It’s not very often I get to read something just for me. However when I was offered a copy of a lovely new book to review I couldn’t reisist. It was unlike anything I have ever read, I definitely didn’t expect what I found. It is hilarious, witty and an atonishingly accurate reflection of reality.
Hilarious, Witty and An Astonishingly Accurate Reflection of Reality
The thing about the truth is; it doesn’t get out much…
Colin Jekyll is an ‘Events Manager’. And a liar. Colin’s real name is Frank Canon, and his real job title is ‘Reality Enforcer’. And the lies don’t stop there; they only get bigger.

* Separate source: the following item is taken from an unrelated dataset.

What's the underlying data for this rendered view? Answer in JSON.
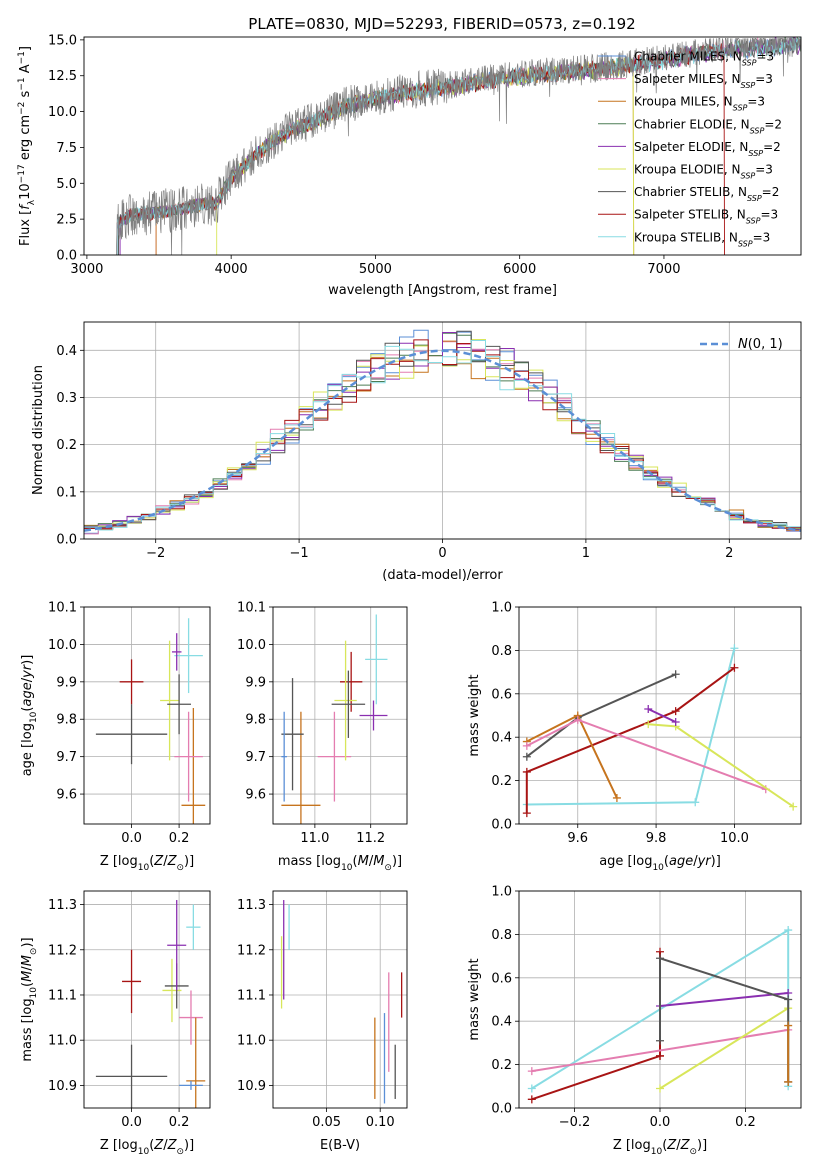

Canon works for the Agency, protecting the status quo. A multilingual lone wolf with an unreliable history and a fear of flying, Canon covers up continuity errors; those inexplicable events most other people call ‘miracles’. He adjusts outbreaks of clairvoyance and drunken weather, weeping statues and spontaneous dancing plagues before they become common knowledge, and before people begin to panic, because people’s faith in consensus reality needs to be enforced.
Fortunately for Frank and the Agency, most people are naturally suspicious of the truth.
When the opportunity to read a new book arises I jump at the chance, in this case I was intrigued from the very beginning. The story is complex with many Plot Holes and Continuity Errors. Having a small child, naturally coupled with no sleep meant I had to re-read a few parts to follow what had just happened. It is complex and fast paced which has you wanting to read just a wee bit more. It has a very 1984 feel to it and yet is nothing like it. Full of many twists and turns in the story there are lots to engage and enthrall any reader.
The book is very well written and full to the brim of references to ‘real life’ if you can call it that any more, after reading this hilarious novel I am beginning to question reality. The book follows the missions of reality enforcer Colin Jekyll. His job is to cover continuity errors in reality, people can’t handle the truth and it’s Colin’s job to make sure they don’t uncover it. Colin begins to reflect on his own practices and way of looking at the truth, throughout the book he struggles internally with his own truths and the way he has depicted them.
Along the way Colin meets and works with many fascinating characters. Always a sign of a great book I found myself shouting at the idiots (Self) and far too attached to the loveable rogues (Rashid). I loved the complexity of the relationships, especially with Colin and his ‘Scratchie’ Epiphany Smith. Again without giving away too much all the characters had real depth and unexpected revelations of course really should have been expected.
I would recommend anyone with a sense of humour and a firm grasp on ‘reality’ to read this book.
*I received a free copy of this book in exchange for a review. All views and opinions are entirely my own.